One of Woolf’s most unusual books, The Waves reads more like a prose poem than a novel. The narration is delivered by a six-person chorus -- Bernard, Susan, Rhoda, Neville, Louis, and Jinny -- as they progress from childhood to adulthood together. Despite the choral narration and the friendships between the characters, The Waves has a pronounced sense of disconnection and isolation. Her work commonly emphasizes the wealth of the interior and the difficulty (or fear) of sharing that interior life with others, and the lyrical form of this work underscores this sentiment. Each character gives voice to their most private moments of rapture and horror, creating a mood of vulnerability and often loneliness, and the fragmented movement of the story echoes the stream of one’s internal thoughts. Woolf creates a strange and poetic world focused almost entirely on the interior world, rather than the external.

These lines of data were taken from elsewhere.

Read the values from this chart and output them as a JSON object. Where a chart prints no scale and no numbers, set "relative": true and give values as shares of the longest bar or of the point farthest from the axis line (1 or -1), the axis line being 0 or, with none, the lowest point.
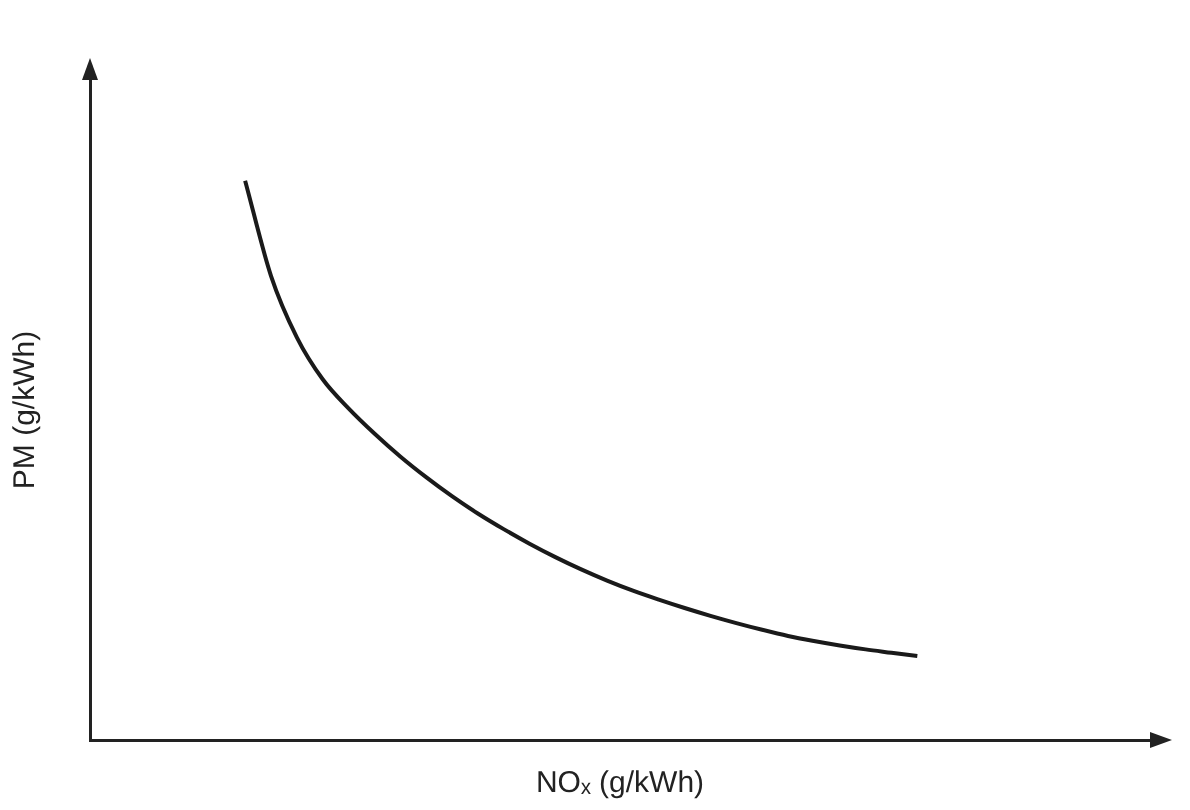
{
  "chart_data": {
    "type": "line",
    "relative": true,
    "xlabel": "NOₓ (g/kWh)",
    "ylabel": "PM (g/kWh)",
    "tick_labels": false,
    "grid": false,
    "legend": false,
    "marker": "none",
    "line_style": "solid",
    "categories": [
      null,
      null,
      null,
      null,
      null,
      null,
      null,
      null,
      null,
      null,
      null,
      null,
      null,
      null,
      null,
      null,
      null,
      null,
      null,
      null,
      null,
      null,
      null,
      null,
      null,
      null,
      null,
      null,
      null,
      null,
      null,
      null,
      null,
      null,
      null,
      null,
      null,
      null,
      null,
      null,
      null,
      null
    ],
    "series": [
      {
        "color": "#1a1a1a",
        "values": [
          null,
          null,
          null,
          null,
          null,
          null,
          1.0,
          0.83,
          0.72,
          0.645,
          0.593,
          0.548,
          0.507,
          0.47,
          0.436,
          0.405,
          0.377,
          0.351,
          0.327,
          0.305,
          0.285,
          0.267,
          0.251,
          0.236,
          0.222,
          0.209,
          0.197,
          0.186,
          0.177,
          0.169,
          0.162,
          0.156,
          0.15,
          null,
          null,
          null,
          null,
          null,
          null,
          null,
          null,
          null
        ]
      }
    ]
  }
}
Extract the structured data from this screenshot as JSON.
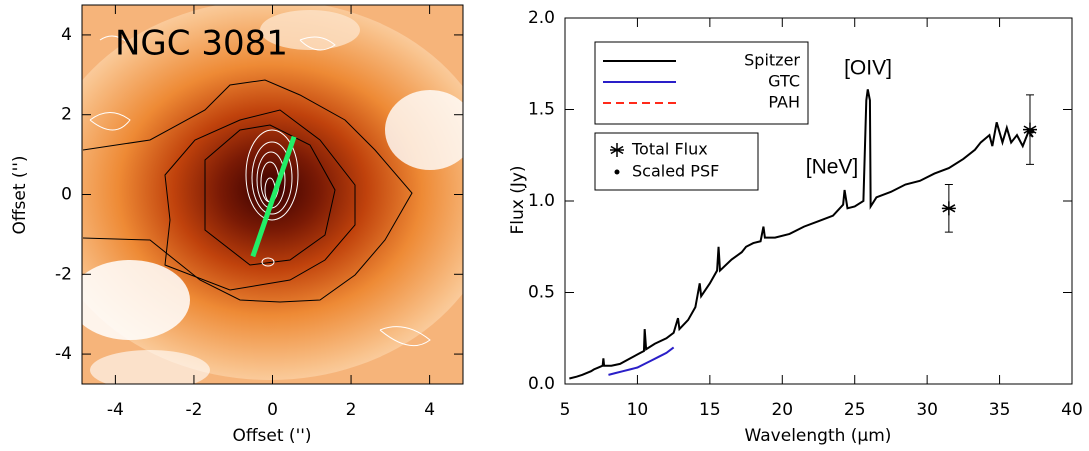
{
  "chart_data": [
    {
      "type": "image",
      "title": "NGC 3081",
      "xlabel": "Offset ('')",
      "ylabel": "Offset ('')",
      "xlim": [
        -4.85,
        4.85
      ],
      "ylim": [
        -4.75,
        4.75
      ],
      "xticks": [
        -4,
        -2,
        0,
        2,
        4
      ],
      "yticks": [
        -4,
        -2,
        0,
        2,
        4
      ],
      "segment": {
        "x": [
          -0.5,
          0.55
        ],
        "y": [
          -1.55,
          1.45
        ],
        "color": "#22ee66"
      }
    },
    {
      "type": "line",
      "xlabel": "Wavelength (μm)",
      "ylabel": "Flux (Jy)",
      "xlim": [
        5,
        40
      ],
      "ylim": [
        0,
        2
      ],
      "xticks": [
        5,
        10,
        15,
        20,
        25,
        30,
        35,
        40
      ],
      "yticks": [
        {
          "value": 0,
          "label": "0.0"
        },
        0.5,
        {
          "value": 1,
          "label": "1.0"
        },
        1.5,
        {
          "value": 2,
          "label": "2.0"
        }
      ],
      "annotations": [
        "[OIV]",
        "[NeV]"
      ],
      "series": [
        {
          "name": "Spitzer",
          "color": "#000000",
          "dash": false,
          "x": [
            5.3,
            5.8,
            6.2,
            6.8,
            7.0,
            7.3,
            7.6,
            7.65,
            7.7,
            8.2,
            8.8,
            9.5,
            10.2,
            10.45,
            10.5,
            10.6,
            11.2,
            12.0,
            12.5,
            12.8,
            12.9,
            13.5,
            14.0,
            14.3,
            14.4,
            15.0,
            15.5,
            15.6,
            15.7,
            16.5,
            17.2,
            17.5,
            18.0,
            18.5,
            18.7,
            18.8,
            19.5,
            20.5,
            21.5,
            22.5,
            23.5,
            24.2,
            24.3,
            24.5,
            25.0,
            25.6,
            25.8,
            25.9,
            26.05,
            26.1,
            26.5,
            27.5,
            28.5,
            29.5,
            30.5,
            31.5,
            32.5,
            33.3,
            33.7,
            34.3,
            34.5,
            34.8,
            35.2,
            35.5,
            35.8,
            36.2,
            36.6,
            37.0,
            37.3
          ],
          "values": [
            0.03,
            0.04,
            0.05,
            0.07,
            0.08,
            0.09,
            0.1,
            0.14,
            0.1,
            0.1,
            0.11,
            0.14,
            0.17,
            0.18,
            0.3,
            0.19,
            0.22,
            0.25,
            0.28,
            0.36,
            0.3,
            0.35,
            0.42,
            0.55,
            0.48,
            0.55,
            0.62,
            0.75,
            0.62,
            0.68,
            0.72,
            0.75,
            0.77,
            0.78,
            0.86,
            0.8,
            0.8,
            0.82,
            0.86,
            0.89,
            0.92,
            0.98,
            1.06,
            0.96,
            0.97,
            1.0,
            1.55,
            1.61,
            1.55,
            0.97,
            1.02,
            1.05,
            1.09,
            1.11,
            1.15,
            1.18,
            1.23,
            1.28,
            1.32,
            1.36,
            1.3,
            1.43,
            1.32,
            1.4,
            1.32,
            1.36,
            1.3,
            1.38,
            1.35
          ]
        },
        {
          "name": "GTC",
          "color": "#2a1fc8",
          "dash": false,
          "x": [
            8.0,
            8.5,
            9.0,
            9.5,
            10.0,
            10.5,
            11.0,
            11.5,
            12.0,
            12.5
          ],
          "values": [
            0.05,
            0.06,
            0.07,
            0.08,
            0.09,
            0.11,
            0.13,
            0.15,
            0.17,
            0.2
          ]
        },
        {
          "name": "PAH",
          "color": "#ff2a1a",
          "dash": true,
          "x": [],
          "values": []
        }
      ],
      "points": [
        {
          "name": "Total Flux",
          "marker": "asterisk",
          "x": [
            31.5,
            37.1
          ],
          "values": [
            0.96,
            1.39
          ],
          "errors": [
            0.13,
            0.19
          ]
        },
        {
          "name": "Scaled PSF",
          "marker": "dot",
          "x": [
            37.25
          ],
          "values": [
            1.38
          ]
        }
      ]
    }
  ]
}
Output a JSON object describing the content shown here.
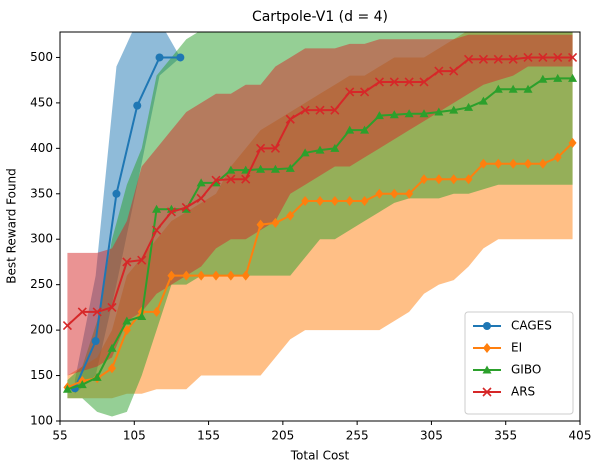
{
  "chart_data": {
    "type": "line",
    "title": "Cartpole-V1 (d = 4)",
    "x_label": "Total Cost",
    "y_label": "Best Reward Found",
    "xlim": [
      55,
      405
    ],
    "ylim": [
      100,
      528
    ],
    "xticks": [
      55,
      105,
      155,
      205,
      255,
      305,
      355,
      405
    ],
    "yticks": [
      100,
      150,
      200,
      250,
      300,
      350,
      400,
      450,
      500
    ],
    "legend": "lower right",
    "series": [
      {
        "name": "CAGES",
        "color": "#1f77b4",
        "marker": "circle",
        "x": [
          65,
          79,
          93,
          107,
          122,
          136
        ],
        "values": [
          136,
          188,
          350,
          447,
          500,
          500
        ],
        "lower": [
          130,
          150,
          250,
          360,
          480,
          500
        ],
        "upper": [
          145,
          260,
          490,
          540,
          540,
          500
        ]
      },
      {
        "name": "EI",
        "color": "#ff7f0e",
        "marker": "diamond",
        "x": [
          60,
          70,
          80,
          90,
          100,
          110,
          120,
          130,
          140,
          150,
          160,
          170,
          180,
          190,
          200,
          210,
          220,
          230,
          240,
          250,
          260,
          270,
          280,
          290,
          300,
          310,
          320,
          330,
          340,
          350,
          360,
          370,
          380,
          390,
          400
        ],
        "values": [
          137,
          144,
          147,
          158,
          200,
          220,
          220,
          260,
          260,
          260,
          260,
          260,
          260,
          316,
          318,
          326,
          342,
          342,
          342,
          342,
          342,
          350,
          350,
          350,
          366,
          366,
          366,
          366,
          383,
          383,
          383,
          383,
          383,
          390,
          406
        ],
        "lower": [
          125,
          125,
          125,
          125,
          130,
          130,
          135,
          135,
          135,
          150,
          150,
          150,
          150,
          150,
          170,
          190,
          200,
          200,
          200,
          200,
          200,
          200,
          210,
          220,
          240,
          250,
          255,
          270,
          290,
          300,
          300,
          300,
          300,
          300,
          300
        ],
        "upper": [
          150,
          160,
          170,
          200,
          260,
          280,
          300,
          320,
          330,
          340,
          350,
          380,
          400,
          420,
          430,
          440,
          450,
          460,
          470,
          480,
          480,
          490,
          500,
          500,
          500,
          510,
          520,
          530,
          530,
          530,
          530,
          530,
          530,
          530,
          530
        ]
      },
      {
        "name": "GIBO",
        "color": "#2ca02c",
        "marker": "triangle",
        "x": [
          60,
          70,
          80,
          90,
          100,
          110,
          120,
          130,
          140,
          150,
          160,
          170,
          180,
          190,
          200,
          210,
          220,
          230,
          240,
          250,
          260,
          270,
          280,
          290,
          300,
          310,
          320,
          330,
          340,
          350,
          360,
          370,
          380,
          390,
          400
        ],
        "values": [
          135,
          140,
          148,
          180,
          210,
          215,
          333,
          333,
          333,
          362,
          362,
          376,
          376,
          377,
          377,
          378,
          395,
          398,
          400,
          420,
          420,
          436,
          437,
          438,
          438,
          440,
          442,
          445,
          452,
          465,
          465,
          465,
          476,
          477,
          477
        ],
        "lower": [
          125,
          125,
          110,
          105,
          110,
          150,
          200,
          250,
          250,
          260,
          260,
          260,
          260,
          260,
          260,
          260,
          280,
          300,
          300,
          310,
          320,
          330,
          340,
          345,
          345,
          345,
          350,
          350,
          355,
          360,
          360,
          360,
          360,
          360,
          360
        ],
        "upper": [
          145,
          160,
          210,
          300,
          360,
          400,
          480,
          500,
          520,
          530,
          530,
          530,
          530,
          530,
          530,
          530,
          530,
          530,
          530,
          530,
          530,
          530,
          530,
          530,
          530,
          530,
          530,
          530,
          530,
          530,
          530,
          530,
          530,
          530,
          530
        ]
      },
      {
        "name": "ARS",
        "color": "#d62728",
        "marker": "x",
        "x": [
          60,
          70,
          80,
          90,
          100,
          110,
          120,
          130,
          140,
          150,
          160,
          170,
          180,
          190,
          200,
          210,
          220,
          230,
          240,
          250,
          260,
          270,
          280,
          290,
          300,
          310,
          320,
          330,
          340,
          350,
          360,
          370,
          380,
          390,
          400
        ],
        "values": [
          205,
          220,
          220,
          225,
          275,
          277,
          310,
          330,
          335,
          345,
          365,
          366,
          366,
          400,
          400,
          432,
          442,
          442,
          442,
          462,
          462,
          473,
          473,
          473,
          473,
          485,
          485,
          498,
          498,
          498,
          498,
          500,
          500,
          500,
          500
        ],
        "lower": [
          150,
          155,
          160,
          170,
          210,
          220,
          240,
          250,
          260,
          270,
          290,
          300,
          300,
          310,
          320,
          350,
          360,
          370,
          380,
          380,
          390,
          400,
          410,
          420,
          430,
          440,
          450,
          460,
          470,
          475,
          480,
          490,
          490,
          490,
          490
        ],
        "upper": [
          285,
          285,
          285,
          290,
          320,
          380,
          400,
          420,
          440,
          450,
          460,
          460,
          470,
          470,
          490,
          500,
          510,
          510,
          510,
          515,
          515,
          520,
          520,
          520,
          520,
          520,
          520,
          525,
          525,
          525,
          525,
          525,
          525,
          525,
          525
        ]
      }
    ]
  }
}
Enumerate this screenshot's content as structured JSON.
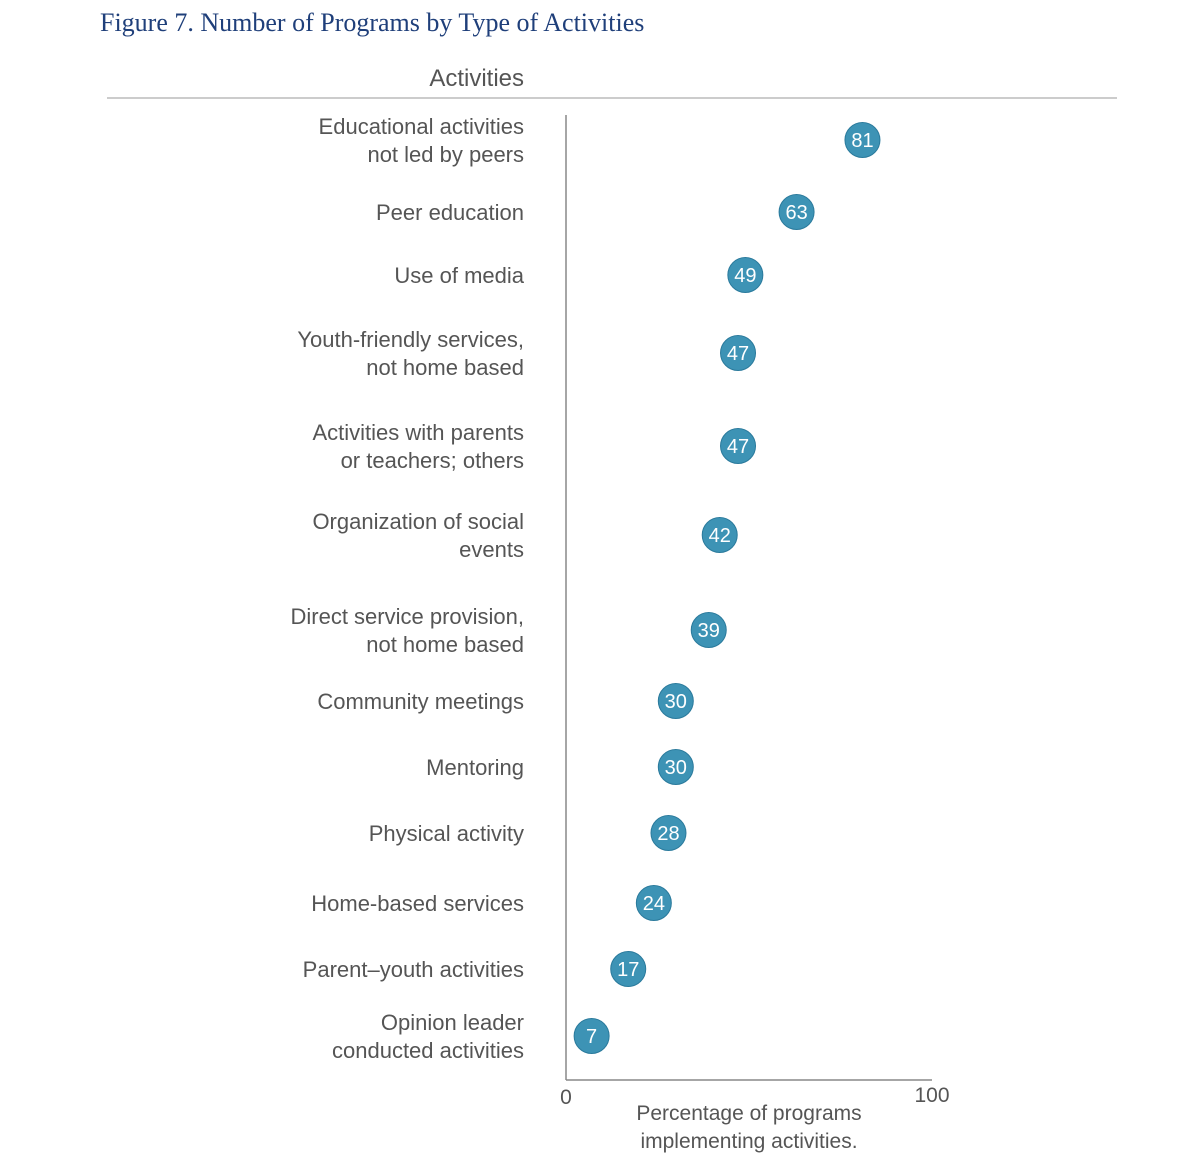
{
  "title": "Figure 7.  Number of Programs by Type of Activities",
  "colors": {
    "title": "#1f3f7a",
    "dot": "#3d93b5",
    "dot_stroke": "#2a7a9c",
    "axis": "#888888",
    "text": "#555555"
  },
  "chart_data": {
    "type": "scatter",
    "title": "Figure 7.  Number of Programs by Type of Activities",
    "category_header": "Activities",
    "xlabel": [
      "Percentage of programs",
      "implementing activities."
    ],
    "xlim": [
      0,
      100
    ],
    "x_ticks": [
      "0",
      "100"
    ],
    "grid": false,
    "categories": [
      [
        "Educational activities",
        "not led by peers"
      ],
      [
        "Peer education"
      ],
      [
        "Use of media"
      ],
      [
        "Youth-friendly services,",
        "not home based"
      ],
      [
        "Activities with parents",
        "or teachers; others"
      ],
      [
        "Organization of social",
        "events"
      ],
      [
        "Direct service provision,",
        "not home based"
      ],
      [
        "Community meetings"
      ],
      [
        "Mentoring"
      ],
      [
        "Physical activity"
      ],
      [
        "Home-based services"
      ],
      [
        "Parent–youth activities"
      ],
      [
        "Opinion leader",
        "conducted activities"
      ]
    ],
    "values": [
      81,
      63,
      49,
      47,
      47,
      42,
      39,
      30,
      30,
      28,
      24,
      17,
      7
    ]
  }
}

Diaz doesn’t tiptoe around the nature of his chubby, nerdy protagonist: “Oscar,” he writes, “was a social introvert who trembled with fear during gym class.” It’s popular Junior who narrates the story, giving us the unusual perspective of an apparent extrovert observing minutely the life of an introvert. Though Oscar actually craves interpersonal intimacy -- specifically a girlfriend -- the general social scene holds only fear for him. Comfort means reading sci-fi or writing pages and pages of elaborate fantasy stories. Oscar Wao probes the painful dilemma of the shy introvert: He longs for deep relationships, but doesn’t have the ease with casual socializing that might lead to one (a problem only complicated by his conventionally unappealing looks and niche interests).
The sensitive, observant narrator of Proust’s classic novel shares his inner life and recollections with us so thoroughly that we seem to be inside his mind. He recalls with great fondness the simplest of pleasures -- even the taste of a madeleine in tea is so powerful to him that it can trigger waves of nostalgia -- suggesting that he is acutely affected by everything in his environment. His attachments are fervent, and he can’t even fall asleep happily as a child without a kiss goodnight from his mother. Meanwhile, the prose moves deliberately, carefully, showing a dedication to careful thought. Perhaps most importantly, you have to be eager to spend hours and hours alone with a book in order to finish this novel -- it’s a long one.
CORRECTION: A previous version of this post misstated the title of Susan Cain's book.